Now for software I use regularly but not every day:

  • Lightroom: for my photo libraries and for making it look better.
  • Reaper: the DAW I use for my musical compositions. It's a very good piece of software, sold at a ridiculously low price. I also have a bunch of VST plugins, of course.
  • Transit: how to get from here to there using public transit.
  • Micro.blog, Amaroq, and Tweetbot for whenever I feel like going on social media. I feel like it less and less. I uninstalled Facebook years ago.
  • Slack and Discord: because a lot of communities I'm part of are on there too.
  • Apple Music: for discovering music or listening to stuff I haven't bought and put in Plex yet.
  • FileBrowser: get around iOS' stupid sandboxing so I can work with the files on my NAS.
  • Being a Vim user, I frequently use Qutebrowser for a bit but it never sticks and I end up back with Firefox.
  • For writing fiction or RPG adventures, I don't usually use Vim, prefering instead things like Byword (in which I'm writing this!) and Ulysses on macOS, and iA Writer on Windows.

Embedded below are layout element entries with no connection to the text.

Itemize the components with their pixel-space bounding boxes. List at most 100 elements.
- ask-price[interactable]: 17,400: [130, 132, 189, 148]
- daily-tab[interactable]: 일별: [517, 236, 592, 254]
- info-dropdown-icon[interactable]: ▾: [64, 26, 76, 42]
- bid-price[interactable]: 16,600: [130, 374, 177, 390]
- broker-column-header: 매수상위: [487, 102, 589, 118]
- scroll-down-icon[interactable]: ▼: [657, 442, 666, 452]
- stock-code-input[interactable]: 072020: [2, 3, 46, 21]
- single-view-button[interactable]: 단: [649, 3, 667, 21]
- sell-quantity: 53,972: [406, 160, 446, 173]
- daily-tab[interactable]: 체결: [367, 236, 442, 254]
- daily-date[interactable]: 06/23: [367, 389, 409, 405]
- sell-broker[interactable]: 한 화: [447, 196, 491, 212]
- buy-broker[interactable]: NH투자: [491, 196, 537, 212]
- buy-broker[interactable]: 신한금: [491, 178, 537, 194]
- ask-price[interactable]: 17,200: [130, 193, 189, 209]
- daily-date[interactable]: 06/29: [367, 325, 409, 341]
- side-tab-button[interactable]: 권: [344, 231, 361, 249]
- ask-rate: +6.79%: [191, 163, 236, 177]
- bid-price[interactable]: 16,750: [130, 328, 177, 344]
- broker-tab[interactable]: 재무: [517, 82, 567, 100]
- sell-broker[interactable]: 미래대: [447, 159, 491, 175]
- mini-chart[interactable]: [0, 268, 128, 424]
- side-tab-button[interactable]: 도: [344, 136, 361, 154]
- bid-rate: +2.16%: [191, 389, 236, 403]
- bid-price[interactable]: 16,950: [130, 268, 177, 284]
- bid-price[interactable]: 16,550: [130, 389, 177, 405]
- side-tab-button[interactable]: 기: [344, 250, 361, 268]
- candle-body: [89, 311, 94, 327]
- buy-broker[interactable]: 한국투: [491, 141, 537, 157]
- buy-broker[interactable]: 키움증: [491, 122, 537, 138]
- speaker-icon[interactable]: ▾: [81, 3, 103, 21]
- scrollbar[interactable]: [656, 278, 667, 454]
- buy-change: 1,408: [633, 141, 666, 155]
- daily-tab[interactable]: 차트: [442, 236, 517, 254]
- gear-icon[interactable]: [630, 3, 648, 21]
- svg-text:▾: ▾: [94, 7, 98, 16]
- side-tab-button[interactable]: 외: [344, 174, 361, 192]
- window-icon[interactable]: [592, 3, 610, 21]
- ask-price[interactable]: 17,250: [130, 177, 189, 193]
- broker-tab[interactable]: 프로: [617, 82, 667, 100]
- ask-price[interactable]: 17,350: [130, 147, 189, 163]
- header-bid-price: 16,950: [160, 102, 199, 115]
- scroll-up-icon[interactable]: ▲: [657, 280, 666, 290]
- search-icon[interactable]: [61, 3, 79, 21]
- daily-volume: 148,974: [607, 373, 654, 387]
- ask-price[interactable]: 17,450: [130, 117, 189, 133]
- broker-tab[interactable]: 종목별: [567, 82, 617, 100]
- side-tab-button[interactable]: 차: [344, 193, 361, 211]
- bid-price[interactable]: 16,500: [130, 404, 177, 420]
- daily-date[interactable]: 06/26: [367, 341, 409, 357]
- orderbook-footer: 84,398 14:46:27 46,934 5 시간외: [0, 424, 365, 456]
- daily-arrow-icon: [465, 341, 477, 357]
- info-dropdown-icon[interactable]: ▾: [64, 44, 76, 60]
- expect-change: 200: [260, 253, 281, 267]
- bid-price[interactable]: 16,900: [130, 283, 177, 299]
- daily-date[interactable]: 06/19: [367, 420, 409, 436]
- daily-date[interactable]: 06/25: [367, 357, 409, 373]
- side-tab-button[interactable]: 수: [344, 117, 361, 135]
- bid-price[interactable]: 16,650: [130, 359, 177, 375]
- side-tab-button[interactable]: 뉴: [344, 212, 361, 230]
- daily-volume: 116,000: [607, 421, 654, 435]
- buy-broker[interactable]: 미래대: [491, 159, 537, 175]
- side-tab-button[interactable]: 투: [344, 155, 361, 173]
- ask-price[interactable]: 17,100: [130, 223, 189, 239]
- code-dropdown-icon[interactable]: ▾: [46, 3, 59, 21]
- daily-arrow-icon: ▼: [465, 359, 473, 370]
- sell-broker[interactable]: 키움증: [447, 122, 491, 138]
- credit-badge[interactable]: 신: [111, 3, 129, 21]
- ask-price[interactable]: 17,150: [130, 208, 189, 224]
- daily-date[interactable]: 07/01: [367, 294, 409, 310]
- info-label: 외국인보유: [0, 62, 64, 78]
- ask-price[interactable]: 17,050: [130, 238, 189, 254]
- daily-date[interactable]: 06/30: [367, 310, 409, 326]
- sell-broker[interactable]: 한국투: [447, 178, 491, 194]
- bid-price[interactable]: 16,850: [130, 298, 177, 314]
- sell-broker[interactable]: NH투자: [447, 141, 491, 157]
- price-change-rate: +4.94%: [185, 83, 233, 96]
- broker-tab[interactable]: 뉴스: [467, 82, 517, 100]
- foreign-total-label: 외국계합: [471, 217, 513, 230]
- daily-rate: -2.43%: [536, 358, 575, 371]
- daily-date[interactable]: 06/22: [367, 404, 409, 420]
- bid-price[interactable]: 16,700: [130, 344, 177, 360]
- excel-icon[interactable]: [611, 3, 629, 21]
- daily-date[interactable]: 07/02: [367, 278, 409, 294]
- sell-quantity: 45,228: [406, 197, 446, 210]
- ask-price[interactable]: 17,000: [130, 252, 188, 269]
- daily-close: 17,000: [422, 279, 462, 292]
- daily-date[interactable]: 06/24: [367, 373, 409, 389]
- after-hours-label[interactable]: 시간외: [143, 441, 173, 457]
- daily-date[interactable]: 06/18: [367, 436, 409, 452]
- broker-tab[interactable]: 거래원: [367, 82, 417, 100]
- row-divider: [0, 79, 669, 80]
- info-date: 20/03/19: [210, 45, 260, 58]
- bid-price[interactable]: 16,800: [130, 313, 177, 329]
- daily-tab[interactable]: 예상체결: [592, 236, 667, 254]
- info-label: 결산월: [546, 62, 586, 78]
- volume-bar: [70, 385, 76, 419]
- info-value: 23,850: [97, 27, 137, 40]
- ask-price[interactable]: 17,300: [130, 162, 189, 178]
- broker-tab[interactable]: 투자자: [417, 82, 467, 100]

Of course, I also use my own software on a regular basis, especially PieCrust and Wikked.

What would be your dream setup?

Hardware-wise I think I'm pretty happy with what I have. Of course I have a lot of old outdated stuff but, by and large, it still works well and I don't actually need to upgrade (although it's always nice to get new toys). The only things I'd love to solve are more practical: cable management is always a mess, dust accumulates everywhere fast, etc. I'd love to have a minimalist, clean desk, but I also need a whole bunch of gear for my various hobbies, so that's hard to reconcile. I would also love to setup some good, atmospheric, indirect lighting in my basement, with LED strips and stuff.

On the software front, I'm also mostly OK, with the exception of iOS which always seems to get in the way of doing things, especially on the iPad. For example, I would love for it to be easier to draw and ink something on paper, scan it, and add colour using the iPad Pro, but that requires jumping through several hoops right now (I did own a Cintiq for that kind of stuff at one point, but I didn't like it and sold it). Or even just edit files in-place directly from my NAS, without having to copy it back and forth between app sandboxes and network shares! I hope that the newly announced iPadOS will move things forward a bit there.